Active search for recovering objects of interest through online, adaptive decision making with autonomous agents requires trading off exploration of unknown environments with exploitation of prior observations in the search space. Prior work has proposed information gain and Thompson sampling based myopic, greedy approaches for agents to actively decide query or search locations when the number of targets is unknown. Decision making algorithms in such partially observable environments have also shown that agents capable of lookahead over a finite horizon outperform myopic policies for active search. Unfortunately, lookahead algorithms typically rely on building a computationally expensive search tree that is simulated and updated based on the agent's observations and a model of the environment dynamics. Instead, in this work, we leverage the sequence modeling abilities of diffusion models to sample lookahead action sequences that balance the exploration-exploitation trade-off for active search without building an exhaustive search tree. We identify the optimism bias in prior diffusion based reinforcement learning approaches when applied to the active search setting and propose mitigating solutions for efficient cost-aware decision making with both single and multi-agent teams. Our proposed algorithm outperforms standard baselines in offline reinforcement learning in terms of full recovery rate and is computationally more efficient than tree search in cost-aware active decision making.

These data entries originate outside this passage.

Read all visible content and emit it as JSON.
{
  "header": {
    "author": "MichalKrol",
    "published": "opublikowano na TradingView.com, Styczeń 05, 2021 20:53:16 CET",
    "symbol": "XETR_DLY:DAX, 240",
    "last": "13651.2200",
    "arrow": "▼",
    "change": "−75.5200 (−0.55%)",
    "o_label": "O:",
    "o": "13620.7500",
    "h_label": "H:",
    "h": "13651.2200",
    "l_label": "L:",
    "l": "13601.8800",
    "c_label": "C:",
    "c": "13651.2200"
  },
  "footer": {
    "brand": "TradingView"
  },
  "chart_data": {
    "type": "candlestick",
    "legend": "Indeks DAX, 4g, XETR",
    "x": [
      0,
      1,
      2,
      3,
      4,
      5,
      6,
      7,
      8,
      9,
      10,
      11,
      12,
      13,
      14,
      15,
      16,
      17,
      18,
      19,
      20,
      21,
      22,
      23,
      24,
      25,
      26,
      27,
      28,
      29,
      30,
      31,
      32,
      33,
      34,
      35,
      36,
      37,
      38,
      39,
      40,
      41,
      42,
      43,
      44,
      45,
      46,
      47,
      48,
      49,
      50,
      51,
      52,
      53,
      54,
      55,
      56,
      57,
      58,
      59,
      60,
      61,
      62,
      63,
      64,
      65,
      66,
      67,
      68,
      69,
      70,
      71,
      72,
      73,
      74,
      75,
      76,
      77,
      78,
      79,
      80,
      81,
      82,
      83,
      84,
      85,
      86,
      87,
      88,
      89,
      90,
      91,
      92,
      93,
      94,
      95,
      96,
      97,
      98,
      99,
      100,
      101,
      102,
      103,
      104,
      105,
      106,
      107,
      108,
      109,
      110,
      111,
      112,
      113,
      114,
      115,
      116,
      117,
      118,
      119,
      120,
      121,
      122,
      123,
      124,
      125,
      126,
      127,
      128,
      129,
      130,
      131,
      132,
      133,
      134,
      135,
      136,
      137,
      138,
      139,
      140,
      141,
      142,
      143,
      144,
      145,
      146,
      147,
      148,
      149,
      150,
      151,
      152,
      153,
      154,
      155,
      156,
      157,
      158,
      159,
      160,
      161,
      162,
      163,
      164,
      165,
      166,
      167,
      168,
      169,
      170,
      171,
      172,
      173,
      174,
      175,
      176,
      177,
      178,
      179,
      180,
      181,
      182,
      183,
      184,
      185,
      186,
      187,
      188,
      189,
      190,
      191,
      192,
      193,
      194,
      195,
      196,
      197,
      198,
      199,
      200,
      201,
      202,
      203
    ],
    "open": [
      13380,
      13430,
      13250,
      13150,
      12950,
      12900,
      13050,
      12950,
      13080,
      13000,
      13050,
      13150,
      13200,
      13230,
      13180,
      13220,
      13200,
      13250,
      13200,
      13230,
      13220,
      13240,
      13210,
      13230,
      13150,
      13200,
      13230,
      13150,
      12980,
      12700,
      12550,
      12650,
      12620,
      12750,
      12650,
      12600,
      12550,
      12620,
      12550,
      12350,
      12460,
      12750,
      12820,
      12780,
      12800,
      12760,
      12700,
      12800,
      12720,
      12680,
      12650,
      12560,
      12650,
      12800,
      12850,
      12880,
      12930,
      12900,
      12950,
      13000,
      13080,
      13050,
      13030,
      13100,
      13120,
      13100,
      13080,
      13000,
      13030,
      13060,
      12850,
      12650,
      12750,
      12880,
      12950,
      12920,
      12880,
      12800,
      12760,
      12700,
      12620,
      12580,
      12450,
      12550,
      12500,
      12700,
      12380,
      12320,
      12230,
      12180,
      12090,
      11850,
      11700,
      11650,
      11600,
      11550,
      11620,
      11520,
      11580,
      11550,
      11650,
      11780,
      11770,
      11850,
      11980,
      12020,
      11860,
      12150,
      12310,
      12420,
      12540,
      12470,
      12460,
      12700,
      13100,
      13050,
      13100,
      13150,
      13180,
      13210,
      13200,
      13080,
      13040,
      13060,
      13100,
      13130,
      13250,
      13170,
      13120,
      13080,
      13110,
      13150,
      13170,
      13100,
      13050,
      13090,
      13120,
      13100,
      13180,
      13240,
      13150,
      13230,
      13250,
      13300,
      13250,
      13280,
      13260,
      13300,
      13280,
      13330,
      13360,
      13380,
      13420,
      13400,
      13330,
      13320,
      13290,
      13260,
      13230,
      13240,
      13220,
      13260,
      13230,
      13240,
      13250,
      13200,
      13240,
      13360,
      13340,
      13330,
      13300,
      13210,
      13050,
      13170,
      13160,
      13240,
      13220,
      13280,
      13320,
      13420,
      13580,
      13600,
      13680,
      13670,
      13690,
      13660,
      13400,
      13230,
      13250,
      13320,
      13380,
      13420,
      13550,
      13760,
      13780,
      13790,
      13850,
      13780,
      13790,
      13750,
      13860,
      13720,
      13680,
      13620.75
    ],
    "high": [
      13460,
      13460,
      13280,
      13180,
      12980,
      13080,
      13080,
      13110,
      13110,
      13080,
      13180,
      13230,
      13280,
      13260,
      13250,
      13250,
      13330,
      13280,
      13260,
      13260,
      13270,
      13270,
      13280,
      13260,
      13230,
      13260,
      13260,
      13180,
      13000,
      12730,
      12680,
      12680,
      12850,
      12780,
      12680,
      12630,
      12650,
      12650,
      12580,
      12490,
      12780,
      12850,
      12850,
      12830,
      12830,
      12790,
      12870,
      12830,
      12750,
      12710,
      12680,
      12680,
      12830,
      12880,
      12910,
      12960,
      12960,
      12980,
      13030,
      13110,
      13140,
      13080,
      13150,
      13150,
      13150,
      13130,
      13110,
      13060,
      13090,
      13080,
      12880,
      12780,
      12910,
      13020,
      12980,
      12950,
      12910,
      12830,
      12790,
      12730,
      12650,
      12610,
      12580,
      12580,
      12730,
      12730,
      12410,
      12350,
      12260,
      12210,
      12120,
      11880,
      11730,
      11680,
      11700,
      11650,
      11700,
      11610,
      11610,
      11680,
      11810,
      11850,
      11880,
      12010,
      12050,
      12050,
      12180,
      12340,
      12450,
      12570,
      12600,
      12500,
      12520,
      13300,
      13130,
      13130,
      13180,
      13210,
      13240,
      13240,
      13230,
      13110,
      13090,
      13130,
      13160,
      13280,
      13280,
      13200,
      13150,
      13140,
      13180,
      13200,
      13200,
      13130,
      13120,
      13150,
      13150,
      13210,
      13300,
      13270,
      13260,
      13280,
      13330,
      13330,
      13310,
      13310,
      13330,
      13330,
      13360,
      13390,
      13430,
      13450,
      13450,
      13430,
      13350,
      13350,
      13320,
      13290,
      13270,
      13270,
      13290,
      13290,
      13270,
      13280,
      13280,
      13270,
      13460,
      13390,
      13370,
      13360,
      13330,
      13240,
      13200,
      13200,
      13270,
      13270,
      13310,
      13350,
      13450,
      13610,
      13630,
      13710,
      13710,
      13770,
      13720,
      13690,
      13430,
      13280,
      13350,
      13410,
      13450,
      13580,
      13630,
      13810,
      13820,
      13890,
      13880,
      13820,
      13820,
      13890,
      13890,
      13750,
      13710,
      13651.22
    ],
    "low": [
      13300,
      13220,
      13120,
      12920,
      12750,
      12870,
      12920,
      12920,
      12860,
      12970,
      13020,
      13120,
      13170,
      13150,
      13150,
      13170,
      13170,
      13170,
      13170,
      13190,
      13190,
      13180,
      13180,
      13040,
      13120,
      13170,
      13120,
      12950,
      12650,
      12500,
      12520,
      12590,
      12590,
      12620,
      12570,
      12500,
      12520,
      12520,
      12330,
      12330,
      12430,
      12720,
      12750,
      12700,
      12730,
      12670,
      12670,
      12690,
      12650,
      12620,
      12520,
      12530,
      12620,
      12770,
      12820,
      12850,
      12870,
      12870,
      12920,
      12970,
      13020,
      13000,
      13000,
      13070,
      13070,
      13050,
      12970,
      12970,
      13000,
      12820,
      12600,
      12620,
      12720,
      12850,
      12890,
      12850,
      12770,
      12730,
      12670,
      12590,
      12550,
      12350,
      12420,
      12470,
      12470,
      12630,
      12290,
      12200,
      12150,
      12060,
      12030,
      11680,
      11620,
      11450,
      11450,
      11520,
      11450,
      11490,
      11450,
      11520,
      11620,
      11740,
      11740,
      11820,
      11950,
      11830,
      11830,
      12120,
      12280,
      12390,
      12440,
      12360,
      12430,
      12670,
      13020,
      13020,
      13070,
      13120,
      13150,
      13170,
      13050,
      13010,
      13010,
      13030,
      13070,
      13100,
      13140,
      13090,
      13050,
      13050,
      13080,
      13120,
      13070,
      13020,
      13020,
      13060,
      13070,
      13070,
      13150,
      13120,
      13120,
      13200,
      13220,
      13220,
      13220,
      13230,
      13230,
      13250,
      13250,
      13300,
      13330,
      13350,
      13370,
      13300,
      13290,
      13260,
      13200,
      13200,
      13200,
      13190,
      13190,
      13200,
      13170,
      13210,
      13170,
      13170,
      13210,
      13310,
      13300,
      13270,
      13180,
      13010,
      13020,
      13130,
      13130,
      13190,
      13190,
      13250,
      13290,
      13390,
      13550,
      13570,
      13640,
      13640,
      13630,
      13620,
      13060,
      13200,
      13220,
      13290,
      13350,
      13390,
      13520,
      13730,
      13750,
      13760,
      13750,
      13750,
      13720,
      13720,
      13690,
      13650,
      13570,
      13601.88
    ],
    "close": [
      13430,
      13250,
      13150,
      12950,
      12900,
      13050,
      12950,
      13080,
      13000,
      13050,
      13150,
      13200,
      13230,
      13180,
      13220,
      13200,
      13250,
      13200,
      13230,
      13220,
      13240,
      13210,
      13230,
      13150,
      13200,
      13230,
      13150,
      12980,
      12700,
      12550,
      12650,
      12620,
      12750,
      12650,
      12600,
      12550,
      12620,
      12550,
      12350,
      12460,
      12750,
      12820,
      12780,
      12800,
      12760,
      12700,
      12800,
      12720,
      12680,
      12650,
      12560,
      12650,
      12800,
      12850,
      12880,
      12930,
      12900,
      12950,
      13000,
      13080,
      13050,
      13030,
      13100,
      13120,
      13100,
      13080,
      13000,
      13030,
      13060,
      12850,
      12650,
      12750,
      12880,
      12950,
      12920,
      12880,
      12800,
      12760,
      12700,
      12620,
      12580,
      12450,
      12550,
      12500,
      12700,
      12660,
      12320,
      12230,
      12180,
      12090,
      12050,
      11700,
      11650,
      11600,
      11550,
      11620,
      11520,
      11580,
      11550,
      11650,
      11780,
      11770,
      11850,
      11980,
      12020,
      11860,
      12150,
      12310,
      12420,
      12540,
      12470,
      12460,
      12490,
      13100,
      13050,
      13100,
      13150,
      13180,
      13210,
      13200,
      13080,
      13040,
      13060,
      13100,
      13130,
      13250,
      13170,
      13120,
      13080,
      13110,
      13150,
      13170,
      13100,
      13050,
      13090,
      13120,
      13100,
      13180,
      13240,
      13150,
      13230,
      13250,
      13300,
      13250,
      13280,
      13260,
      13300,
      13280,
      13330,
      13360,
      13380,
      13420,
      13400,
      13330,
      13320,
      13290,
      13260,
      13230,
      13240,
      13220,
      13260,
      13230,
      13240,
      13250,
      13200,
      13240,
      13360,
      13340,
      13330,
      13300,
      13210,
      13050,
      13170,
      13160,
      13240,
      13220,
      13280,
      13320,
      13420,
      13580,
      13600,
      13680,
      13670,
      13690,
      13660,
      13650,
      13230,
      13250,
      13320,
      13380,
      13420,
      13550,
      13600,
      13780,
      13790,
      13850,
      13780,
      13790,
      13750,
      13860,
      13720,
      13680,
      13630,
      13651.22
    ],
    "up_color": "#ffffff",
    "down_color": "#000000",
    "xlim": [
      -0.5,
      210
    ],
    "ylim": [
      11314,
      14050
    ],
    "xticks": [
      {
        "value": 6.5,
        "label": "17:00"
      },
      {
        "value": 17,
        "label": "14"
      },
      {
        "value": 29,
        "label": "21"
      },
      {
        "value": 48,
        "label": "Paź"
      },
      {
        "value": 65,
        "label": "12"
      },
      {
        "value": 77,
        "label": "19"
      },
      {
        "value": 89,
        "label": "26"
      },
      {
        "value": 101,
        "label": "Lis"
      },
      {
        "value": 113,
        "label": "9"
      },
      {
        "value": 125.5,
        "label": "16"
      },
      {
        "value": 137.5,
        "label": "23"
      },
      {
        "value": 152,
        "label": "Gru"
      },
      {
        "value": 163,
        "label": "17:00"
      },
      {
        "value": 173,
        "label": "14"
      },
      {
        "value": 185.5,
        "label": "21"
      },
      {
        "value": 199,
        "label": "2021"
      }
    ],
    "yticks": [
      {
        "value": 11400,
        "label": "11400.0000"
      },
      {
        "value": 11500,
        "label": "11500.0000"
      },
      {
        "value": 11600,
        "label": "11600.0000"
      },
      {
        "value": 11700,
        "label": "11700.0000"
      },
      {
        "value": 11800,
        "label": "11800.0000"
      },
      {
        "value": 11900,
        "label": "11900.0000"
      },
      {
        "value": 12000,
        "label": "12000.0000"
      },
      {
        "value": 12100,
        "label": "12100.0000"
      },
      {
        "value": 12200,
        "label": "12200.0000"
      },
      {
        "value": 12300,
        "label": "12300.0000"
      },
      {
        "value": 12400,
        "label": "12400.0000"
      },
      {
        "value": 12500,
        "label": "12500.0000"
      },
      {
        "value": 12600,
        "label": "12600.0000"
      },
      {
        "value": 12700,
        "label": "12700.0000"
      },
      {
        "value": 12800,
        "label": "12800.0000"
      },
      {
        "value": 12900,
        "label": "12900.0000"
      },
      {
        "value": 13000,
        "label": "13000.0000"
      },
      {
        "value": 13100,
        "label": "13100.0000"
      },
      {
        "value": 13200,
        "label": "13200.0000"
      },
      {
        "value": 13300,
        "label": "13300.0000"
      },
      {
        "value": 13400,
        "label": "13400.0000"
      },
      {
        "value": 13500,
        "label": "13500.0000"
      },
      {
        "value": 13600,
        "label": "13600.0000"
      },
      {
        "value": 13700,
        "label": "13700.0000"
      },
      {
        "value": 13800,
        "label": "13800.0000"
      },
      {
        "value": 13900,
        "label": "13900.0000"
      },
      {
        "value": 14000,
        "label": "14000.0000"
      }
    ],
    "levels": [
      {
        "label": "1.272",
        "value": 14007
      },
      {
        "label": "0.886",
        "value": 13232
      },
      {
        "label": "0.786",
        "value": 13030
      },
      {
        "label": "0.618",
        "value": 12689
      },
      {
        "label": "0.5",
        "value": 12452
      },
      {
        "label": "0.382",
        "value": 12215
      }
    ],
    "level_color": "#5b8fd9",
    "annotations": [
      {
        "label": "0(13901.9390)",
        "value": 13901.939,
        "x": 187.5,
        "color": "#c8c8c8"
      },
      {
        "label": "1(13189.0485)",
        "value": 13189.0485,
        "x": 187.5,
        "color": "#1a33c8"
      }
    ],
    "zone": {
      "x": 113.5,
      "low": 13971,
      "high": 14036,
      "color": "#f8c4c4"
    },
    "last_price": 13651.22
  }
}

翻译：通过自主智能体进行在线自适应决策以恢复感兴趣对象的主动搜索，需要在搜索空间中权衡未知环境的探索与已有观测的利用。先前研究提出了基于信息增益和汤普森采样的短视贪婪方法，使智能体在目标数量未知时能主动决定查询或搜索位置。在此类部分可观测环境中的决策算法还表明，具备有限前瞻能力的智能体在主动搜索中表现优于短视策略。然而，前瞻算法通常依赖于构建计算成本高昂的搜索树，该树需根据智能体观测和环境动态模型进行模拟更新。本研究转而利用扩散模型的序列建模能力，通过采样前瞻动作序列来平衡主动搜索中的探索-利用权衡，而无需构建穷举式搜索树。我们发现了先前基于扩散的强化学习方法在主动搜索场景中存在的乐观偏差，并提出了适用于单智能体与多智能体团队的高效成本感知决策缓解方案。所提算法在离线强化学习中，其完全恢复率优于标准基线方法，且在成本感知主动决策中的计算效率高于树搜索算法。